George Lucas chooses Chicago for his planned museum

George Lucas chooses Chicago for his planned museum
George Lucas at the Apollo Spring Gala and 80th Anniversary Celebration in New York earlier this month. (Dave Kotinsky / Getty Images)

The Force is officially with the city of Chicago.

After months of deliberation, George Lucas has chosen the Windy City for his planned museum that will feature his personal art collection as well as exhibitions devoted to the digital arts and the movies. The choice was confirmed Tuesday by a Lucas spokesman as well as a spokeswoman for Chicago Mayor Rahm Emanuel.

"We are honored to be partnering with the city of Chicago and the many cultural, educational and community groups that have come forward with ideas about how the LMNA [Lucas Museum of Narrative Arts] will add to their vibrant work," Lucas said in an announcement Tuesday. "I am humbled to be joining such an extraordinary museum community and to be creating the museum in a city that has a long tradition of embracing the arts."

The "Star Wars" director was considering San Francisco as a possible location for his museum. This month Los Angeles also threw its hat into the ring with a social media campaign spearheaded by Mayor Eric Garcetti.

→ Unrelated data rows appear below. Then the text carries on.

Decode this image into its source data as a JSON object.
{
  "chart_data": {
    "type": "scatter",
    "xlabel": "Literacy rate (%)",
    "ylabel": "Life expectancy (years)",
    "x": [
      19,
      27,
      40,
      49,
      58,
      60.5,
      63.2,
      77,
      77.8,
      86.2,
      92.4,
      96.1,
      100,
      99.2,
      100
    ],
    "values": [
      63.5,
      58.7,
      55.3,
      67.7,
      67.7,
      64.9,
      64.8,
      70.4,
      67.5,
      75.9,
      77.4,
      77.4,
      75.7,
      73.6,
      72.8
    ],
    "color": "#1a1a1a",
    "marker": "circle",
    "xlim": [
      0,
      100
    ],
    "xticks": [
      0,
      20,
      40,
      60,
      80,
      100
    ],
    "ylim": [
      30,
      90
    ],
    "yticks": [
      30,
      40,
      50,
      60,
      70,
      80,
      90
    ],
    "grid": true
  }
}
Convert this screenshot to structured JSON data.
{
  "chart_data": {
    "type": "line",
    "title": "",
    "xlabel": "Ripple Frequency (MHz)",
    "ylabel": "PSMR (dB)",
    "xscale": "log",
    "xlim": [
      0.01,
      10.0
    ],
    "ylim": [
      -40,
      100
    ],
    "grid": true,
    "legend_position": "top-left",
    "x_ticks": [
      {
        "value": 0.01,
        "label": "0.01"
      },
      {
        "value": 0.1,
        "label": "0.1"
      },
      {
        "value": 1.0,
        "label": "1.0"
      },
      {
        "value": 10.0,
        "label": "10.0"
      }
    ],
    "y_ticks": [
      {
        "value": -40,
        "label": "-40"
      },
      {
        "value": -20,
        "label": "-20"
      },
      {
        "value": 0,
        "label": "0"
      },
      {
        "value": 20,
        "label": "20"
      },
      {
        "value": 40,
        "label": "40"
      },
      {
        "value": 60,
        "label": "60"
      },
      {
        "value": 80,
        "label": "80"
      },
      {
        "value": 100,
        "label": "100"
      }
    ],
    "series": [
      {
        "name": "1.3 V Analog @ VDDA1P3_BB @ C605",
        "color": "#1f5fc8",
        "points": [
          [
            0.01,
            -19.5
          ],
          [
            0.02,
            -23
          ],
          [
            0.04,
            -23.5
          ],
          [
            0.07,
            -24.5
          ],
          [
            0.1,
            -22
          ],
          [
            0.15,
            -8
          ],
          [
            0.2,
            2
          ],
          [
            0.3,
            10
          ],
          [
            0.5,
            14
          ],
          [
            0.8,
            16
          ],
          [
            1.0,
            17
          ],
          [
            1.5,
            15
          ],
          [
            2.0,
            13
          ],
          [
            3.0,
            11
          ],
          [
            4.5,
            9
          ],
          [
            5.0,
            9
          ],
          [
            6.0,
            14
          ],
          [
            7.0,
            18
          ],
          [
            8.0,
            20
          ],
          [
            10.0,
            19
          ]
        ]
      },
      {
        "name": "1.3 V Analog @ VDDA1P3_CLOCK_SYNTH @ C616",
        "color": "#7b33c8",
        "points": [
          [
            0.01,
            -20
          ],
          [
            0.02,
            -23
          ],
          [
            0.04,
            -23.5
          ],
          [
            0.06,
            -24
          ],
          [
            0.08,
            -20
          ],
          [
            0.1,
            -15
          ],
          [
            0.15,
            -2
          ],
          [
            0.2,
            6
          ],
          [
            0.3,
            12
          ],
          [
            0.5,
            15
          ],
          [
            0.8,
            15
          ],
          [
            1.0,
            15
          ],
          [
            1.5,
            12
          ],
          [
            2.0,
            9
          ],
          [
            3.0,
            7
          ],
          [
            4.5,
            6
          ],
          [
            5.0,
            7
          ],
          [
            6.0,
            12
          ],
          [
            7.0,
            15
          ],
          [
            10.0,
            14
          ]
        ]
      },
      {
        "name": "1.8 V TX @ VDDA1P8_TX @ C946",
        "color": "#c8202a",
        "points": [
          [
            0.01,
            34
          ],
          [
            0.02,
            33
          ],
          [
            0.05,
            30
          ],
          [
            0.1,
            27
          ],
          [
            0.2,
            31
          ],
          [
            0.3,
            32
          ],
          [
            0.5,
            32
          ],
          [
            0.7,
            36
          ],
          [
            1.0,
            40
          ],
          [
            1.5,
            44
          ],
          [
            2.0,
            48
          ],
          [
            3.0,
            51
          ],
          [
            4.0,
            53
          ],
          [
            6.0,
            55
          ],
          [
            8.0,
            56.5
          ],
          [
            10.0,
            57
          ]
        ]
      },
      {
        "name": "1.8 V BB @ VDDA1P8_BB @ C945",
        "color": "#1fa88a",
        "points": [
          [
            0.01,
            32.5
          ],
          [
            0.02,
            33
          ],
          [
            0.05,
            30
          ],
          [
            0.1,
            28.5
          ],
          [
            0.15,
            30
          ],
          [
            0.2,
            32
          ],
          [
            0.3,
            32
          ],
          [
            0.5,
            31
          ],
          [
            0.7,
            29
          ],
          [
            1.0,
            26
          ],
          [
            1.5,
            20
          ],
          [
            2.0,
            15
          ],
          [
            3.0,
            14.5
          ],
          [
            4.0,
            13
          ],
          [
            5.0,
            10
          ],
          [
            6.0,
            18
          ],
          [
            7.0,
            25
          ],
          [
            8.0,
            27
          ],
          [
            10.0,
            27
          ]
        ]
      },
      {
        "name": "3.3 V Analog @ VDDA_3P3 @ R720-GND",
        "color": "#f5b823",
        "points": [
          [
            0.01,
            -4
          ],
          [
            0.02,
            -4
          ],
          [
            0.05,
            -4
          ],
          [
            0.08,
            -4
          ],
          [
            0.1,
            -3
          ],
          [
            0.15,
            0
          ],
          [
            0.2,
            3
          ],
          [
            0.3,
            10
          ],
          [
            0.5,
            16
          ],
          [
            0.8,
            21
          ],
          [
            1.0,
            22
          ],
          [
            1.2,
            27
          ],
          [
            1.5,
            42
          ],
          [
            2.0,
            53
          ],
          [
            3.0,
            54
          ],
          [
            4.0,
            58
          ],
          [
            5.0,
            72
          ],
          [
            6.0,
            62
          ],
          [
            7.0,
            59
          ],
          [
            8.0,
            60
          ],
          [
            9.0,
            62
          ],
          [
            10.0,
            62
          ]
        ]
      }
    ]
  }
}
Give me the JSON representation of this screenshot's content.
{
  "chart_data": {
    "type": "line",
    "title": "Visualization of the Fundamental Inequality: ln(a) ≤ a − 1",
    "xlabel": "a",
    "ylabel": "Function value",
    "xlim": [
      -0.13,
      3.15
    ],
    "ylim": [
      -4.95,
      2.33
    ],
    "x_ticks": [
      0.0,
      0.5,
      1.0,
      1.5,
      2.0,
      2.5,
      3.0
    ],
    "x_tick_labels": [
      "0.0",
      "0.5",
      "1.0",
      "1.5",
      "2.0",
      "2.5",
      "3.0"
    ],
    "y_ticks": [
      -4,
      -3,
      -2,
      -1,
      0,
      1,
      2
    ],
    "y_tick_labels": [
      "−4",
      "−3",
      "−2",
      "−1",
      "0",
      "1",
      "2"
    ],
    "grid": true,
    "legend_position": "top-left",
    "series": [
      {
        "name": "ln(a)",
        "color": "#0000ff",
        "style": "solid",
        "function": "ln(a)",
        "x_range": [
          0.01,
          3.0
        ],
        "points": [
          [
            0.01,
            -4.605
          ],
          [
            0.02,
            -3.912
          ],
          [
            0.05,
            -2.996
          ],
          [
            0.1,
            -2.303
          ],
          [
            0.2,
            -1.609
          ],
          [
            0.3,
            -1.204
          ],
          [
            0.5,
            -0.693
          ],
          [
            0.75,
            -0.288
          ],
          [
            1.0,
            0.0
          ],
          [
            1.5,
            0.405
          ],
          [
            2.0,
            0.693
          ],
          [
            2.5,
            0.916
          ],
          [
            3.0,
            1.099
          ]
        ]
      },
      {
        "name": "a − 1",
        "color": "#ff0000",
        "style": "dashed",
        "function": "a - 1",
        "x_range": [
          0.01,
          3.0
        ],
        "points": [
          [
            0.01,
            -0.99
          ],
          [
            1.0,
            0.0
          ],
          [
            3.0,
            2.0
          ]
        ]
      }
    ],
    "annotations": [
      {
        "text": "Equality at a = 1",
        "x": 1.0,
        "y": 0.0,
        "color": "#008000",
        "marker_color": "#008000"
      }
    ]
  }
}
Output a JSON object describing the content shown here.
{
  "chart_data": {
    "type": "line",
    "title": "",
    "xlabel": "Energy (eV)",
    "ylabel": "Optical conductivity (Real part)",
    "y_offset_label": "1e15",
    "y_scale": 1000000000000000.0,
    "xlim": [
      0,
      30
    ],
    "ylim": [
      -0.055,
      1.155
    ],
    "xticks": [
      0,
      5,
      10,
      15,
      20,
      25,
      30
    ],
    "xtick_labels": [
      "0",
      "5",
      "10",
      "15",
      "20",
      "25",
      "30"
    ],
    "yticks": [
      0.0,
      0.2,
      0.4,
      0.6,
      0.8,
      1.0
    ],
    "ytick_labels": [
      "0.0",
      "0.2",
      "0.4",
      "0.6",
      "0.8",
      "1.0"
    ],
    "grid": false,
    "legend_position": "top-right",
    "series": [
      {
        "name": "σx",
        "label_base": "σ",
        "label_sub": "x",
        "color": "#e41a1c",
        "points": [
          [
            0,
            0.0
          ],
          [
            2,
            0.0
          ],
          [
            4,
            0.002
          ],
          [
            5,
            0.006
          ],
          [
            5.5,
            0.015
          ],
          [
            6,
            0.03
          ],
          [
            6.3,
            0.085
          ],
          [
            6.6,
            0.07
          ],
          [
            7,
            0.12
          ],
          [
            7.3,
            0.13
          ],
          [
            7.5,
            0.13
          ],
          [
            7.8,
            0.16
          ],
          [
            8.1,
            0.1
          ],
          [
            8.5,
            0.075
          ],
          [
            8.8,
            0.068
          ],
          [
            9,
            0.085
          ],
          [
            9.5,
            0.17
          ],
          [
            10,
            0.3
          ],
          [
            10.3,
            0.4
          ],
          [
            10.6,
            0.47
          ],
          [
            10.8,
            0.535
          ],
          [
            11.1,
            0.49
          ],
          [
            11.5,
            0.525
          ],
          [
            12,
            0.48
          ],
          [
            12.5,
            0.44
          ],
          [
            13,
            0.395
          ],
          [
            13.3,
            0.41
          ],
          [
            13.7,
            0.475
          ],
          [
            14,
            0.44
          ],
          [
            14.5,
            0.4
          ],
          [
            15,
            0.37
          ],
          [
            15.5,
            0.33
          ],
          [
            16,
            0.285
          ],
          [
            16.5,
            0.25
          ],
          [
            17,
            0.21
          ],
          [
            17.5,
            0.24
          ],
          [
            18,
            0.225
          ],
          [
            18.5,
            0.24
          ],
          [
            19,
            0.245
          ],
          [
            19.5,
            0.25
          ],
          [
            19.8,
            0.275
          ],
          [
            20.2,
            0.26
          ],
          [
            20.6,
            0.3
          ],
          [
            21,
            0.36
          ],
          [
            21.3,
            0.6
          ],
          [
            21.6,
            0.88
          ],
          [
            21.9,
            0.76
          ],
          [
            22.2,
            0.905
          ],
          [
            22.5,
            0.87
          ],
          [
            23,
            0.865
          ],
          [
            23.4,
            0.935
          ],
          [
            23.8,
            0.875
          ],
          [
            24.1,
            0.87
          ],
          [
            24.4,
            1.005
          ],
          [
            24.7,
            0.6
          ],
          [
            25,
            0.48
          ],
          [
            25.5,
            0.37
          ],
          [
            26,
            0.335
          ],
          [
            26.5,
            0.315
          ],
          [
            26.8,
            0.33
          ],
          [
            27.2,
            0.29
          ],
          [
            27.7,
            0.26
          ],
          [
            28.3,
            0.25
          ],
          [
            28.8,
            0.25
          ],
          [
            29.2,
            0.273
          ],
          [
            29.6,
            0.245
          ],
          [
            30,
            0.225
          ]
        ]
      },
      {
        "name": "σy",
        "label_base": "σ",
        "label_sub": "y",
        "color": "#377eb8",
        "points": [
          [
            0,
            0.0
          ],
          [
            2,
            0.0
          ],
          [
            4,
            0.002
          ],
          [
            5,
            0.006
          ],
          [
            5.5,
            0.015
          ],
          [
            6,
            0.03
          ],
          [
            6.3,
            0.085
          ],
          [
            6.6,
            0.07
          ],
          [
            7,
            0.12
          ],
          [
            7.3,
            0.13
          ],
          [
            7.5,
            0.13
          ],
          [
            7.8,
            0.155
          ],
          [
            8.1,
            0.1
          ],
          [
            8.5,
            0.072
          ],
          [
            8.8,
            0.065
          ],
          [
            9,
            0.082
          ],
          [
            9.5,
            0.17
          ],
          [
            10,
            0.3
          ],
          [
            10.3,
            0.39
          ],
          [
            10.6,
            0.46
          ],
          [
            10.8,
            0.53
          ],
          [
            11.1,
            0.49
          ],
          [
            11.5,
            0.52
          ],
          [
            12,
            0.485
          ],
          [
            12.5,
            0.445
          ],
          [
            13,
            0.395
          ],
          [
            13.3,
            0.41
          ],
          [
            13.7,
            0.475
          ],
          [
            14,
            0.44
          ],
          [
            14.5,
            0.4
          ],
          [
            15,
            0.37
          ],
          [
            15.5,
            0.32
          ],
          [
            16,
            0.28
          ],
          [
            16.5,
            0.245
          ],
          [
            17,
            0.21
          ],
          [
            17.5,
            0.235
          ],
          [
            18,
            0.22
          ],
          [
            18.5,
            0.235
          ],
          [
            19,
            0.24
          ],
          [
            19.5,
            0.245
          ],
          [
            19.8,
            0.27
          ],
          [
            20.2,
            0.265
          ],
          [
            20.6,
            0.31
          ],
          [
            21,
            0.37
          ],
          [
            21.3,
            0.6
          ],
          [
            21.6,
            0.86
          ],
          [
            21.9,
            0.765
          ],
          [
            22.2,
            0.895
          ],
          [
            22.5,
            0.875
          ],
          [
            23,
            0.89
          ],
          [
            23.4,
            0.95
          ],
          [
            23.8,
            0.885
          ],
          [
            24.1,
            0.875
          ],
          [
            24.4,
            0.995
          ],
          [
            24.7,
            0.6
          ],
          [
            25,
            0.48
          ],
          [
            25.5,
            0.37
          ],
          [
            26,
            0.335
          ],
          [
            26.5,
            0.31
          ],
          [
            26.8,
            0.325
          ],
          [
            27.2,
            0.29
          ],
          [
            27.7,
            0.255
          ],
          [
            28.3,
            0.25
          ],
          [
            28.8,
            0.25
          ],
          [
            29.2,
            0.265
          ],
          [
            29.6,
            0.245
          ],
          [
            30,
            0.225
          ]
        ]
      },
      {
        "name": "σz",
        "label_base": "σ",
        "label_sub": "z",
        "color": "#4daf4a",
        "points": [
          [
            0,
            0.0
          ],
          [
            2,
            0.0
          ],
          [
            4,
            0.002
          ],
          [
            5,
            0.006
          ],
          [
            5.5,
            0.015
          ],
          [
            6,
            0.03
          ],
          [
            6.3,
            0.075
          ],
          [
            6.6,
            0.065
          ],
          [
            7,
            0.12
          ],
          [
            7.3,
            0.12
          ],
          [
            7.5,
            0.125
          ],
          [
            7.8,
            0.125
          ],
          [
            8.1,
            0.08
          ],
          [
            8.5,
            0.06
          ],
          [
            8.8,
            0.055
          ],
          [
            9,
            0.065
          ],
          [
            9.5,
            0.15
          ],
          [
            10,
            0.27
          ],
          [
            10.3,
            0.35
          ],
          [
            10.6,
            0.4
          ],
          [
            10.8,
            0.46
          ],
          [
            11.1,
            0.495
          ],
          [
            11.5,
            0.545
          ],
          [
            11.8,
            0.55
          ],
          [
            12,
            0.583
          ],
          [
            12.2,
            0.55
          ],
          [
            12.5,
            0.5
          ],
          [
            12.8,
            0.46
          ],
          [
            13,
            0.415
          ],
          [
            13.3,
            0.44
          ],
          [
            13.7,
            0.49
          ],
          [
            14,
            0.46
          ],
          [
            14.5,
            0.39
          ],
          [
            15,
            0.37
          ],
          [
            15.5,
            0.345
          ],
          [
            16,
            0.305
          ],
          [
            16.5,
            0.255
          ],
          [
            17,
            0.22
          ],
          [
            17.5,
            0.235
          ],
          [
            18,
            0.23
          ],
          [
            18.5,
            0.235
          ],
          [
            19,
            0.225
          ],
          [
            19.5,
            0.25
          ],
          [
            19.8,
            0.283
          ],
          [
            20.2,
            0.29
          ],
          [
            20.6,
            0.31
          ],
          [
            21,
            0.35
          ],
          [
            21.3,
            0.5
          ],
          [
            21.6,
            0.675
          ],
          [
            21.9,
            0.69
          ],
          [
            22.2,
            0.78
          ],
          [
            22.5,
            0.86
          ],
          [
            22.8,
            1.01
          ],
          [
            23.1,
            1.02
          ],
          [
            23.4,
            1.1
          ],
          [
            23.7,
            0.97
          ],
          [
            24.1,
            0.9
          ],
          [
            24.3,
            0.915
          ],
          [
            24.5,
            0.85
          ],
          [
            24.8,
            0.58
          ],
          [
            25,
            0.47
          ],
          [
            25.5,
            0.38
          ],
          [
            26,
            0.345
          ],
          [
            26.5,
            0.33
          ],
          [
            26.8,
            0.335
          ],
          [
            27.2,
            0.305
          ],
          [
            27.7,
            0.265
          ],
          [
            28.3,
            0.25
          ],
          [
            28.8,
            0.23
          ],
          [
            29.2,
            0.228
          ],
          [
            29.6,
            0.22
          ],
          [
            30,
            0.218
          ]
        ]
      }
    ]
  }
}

It remains unclear if Lucas ever considered L.A.

The official name of the museum will be the Lucas Museum of Narrative Arts, changed from the Lucas Cultural Arts Museum.

The museum, which Lucas said he hopes will open in 2018, will be built on a site proposed by Chicago officials -- the city's lakefront museum campus that also serves as home to the Shedd Aquarium and Field Museum.

Lucas is married to Chicago native Mellody Hobson, who is president of Chicago-based Ariel Investments.

The director had expressed interest in a San Francisco site across from Crissy Field. But earlier this year, the Presidio Trust rejected that site and instead offered the filmmaker a location near his Letterman Digital Arts Center. San Francisco Mayor Edwin Lee later proposed a 2.3-acre lot across from the city's Embarcadero.

L.A. had proposed a location near the University of Southern California, where Lucas studied filmmaking. The site was the Los Angeles Memorial Sports Arena, which has served as a venue for sporting and music events.

Lucas' museum is expected to cost hundreds of millions of dollars to construct, with some published reports putting the price tag as high as $700 million.